Quel est le meilleur filament FDM pour les débutants ?

Le PLA est le filament FDM de référence pour les débutants. Il s’imprime à des températures plus basses, généralement autour de 180–220°C, ne nécessite pas d’enceinte chauffée, est moins sujet au gauchissement et existe dans de nombreuses couleurs et finitions. Une fois à l’aise avec le PLA, les débutants passent généralement au PETG pour des pièces fonctionnelles plus solides.

En quoi l’impression 3D FDM diffère-t-elle du SLS ?
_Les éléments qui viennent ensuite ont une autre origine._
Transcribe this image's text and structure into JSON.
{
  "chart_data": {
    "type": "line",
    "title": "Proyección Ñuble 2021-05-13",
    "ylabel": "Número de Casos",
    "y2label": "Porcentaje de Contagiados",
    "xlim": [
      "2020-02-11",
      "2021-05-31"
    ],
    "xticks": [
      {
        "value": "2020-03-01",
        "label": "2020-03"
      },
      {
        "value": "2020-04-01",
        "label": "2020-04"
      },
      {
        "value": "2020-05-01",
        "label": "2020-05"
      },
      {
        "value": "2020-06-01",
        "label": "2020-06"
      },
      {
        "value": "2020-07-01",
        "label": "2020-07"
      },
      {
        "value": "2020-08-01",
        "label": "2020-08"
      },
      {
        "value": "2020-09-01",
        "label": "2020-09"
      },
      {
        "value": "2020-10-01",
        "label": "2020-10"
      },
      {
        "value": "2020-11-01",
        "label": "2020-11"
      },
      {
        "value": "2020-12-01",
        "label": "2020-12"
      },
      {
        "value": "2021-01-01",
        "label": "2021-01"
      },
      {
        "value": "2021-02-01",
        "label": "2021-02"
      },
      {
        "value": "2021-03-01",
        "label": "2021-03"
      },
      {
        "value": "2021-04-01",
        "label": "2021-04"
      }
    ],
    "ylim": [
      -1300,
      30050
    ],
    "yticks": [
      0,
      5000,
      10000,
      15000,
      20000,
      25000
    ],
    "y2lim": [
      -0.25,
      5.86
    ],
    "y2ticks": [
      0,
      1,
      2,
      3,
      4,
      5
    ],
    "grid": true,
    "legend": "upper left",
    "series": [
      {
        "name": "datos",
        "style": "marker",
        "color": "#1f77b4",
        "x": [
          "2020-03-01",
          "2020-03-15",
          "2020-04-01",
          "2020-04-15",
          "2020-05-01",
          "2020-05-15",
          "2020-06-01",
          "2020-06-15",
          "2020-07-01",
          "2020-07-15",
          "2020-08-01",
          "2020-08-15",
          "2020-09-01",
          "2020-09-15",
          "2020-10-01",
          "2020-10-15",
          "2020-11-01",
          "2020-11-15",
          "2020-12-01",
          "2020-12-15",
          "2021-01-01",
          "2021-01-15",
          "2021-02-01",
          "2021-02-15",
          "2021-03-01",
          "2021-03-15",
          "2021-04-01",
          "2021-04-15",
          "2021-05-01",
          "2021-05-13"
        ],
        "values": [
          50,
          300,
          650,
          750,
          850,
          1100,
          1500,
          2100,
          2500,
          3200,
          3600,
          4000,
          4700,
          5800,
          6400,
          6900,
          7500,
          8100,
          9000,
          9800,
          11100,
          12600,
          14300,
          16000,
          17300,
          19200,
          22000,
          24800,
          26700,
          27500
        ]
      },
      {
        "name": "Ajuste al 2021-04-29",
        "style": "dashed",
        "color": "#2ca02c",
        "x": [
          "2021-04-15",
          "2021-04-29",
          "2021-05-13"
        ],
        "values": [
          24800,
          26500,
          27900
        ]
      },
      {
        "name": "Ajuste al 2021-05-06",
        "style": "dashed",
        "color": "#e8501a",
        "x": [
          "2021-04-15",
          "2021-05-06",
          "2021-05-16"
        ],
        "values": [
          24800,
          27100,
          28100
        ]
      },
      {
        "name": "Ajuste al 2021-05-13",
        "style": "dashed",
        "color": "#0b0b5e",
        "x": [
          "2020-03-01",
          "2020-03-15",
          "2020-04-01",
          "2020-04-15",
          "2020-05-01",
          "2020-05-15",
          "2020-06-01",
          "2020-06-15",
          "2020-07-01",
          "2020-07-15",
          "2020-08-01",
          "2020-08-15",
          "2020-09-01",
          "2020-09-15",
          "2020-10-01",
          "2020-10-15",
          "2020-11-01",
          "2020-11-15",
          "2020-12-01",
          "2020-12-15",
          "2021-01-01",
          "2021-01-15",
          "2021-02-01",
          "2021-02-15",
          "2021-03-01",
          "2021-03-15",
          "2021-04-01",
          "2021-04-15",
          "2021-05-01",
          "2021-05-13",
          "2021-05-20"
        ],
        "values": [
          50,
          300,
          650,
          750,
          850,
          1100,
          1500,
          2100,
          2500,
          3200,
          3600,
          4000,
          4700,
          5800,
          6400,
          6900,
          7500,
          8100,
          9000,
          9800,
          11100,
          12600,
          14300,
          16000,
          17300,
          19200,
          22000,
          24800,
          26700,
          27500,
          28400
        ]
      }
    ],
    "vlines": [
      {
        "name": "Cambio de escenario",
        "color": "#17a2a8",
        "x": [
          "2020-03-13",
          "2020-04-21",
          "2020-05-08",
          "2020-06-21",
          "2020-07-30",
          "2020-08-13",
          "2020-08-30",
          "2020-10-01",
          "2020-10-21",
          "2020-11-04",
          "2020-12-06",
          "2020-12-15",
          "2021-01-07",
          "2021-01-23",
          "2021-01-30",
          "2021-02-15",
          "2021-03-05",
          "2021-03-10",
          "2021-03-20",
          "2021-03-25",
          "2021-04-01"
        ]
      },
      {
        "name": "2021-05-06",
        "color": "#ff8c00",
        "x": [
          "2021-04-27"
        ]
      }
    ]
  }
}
Le SLS, ou Selective Laser Sintering, utilise un laser pour fusionner de la poudre, généralement du nylon, couche par couche. Le FDM utilise du filament et un extrudeur, coûte beaucoup moins cher et est plus accessible pour un usage de bureau. Les pièces SLS peuvent présenter une résistance plus isotrope et ne nécessitent pas de structures de support dédiées, mais leurs surfaces brutes sont souvent poudreuses ou granuleuses et peuvent nécessiter un post-traitement. Les machines et les matériaux sont aussi nettement plus coûteux.

Conclusion

Le FDM est une technologie puissante et accessible pour transformer des conceptions numériques en objets physiques, des prototypes simples aux pièces d’usage final utilisables. Maîtriser la hauteur de couche, le remplissage, les supports, les matériaux et les règles de conception de base fait la différence entre une impression médiocre et une excellente impression.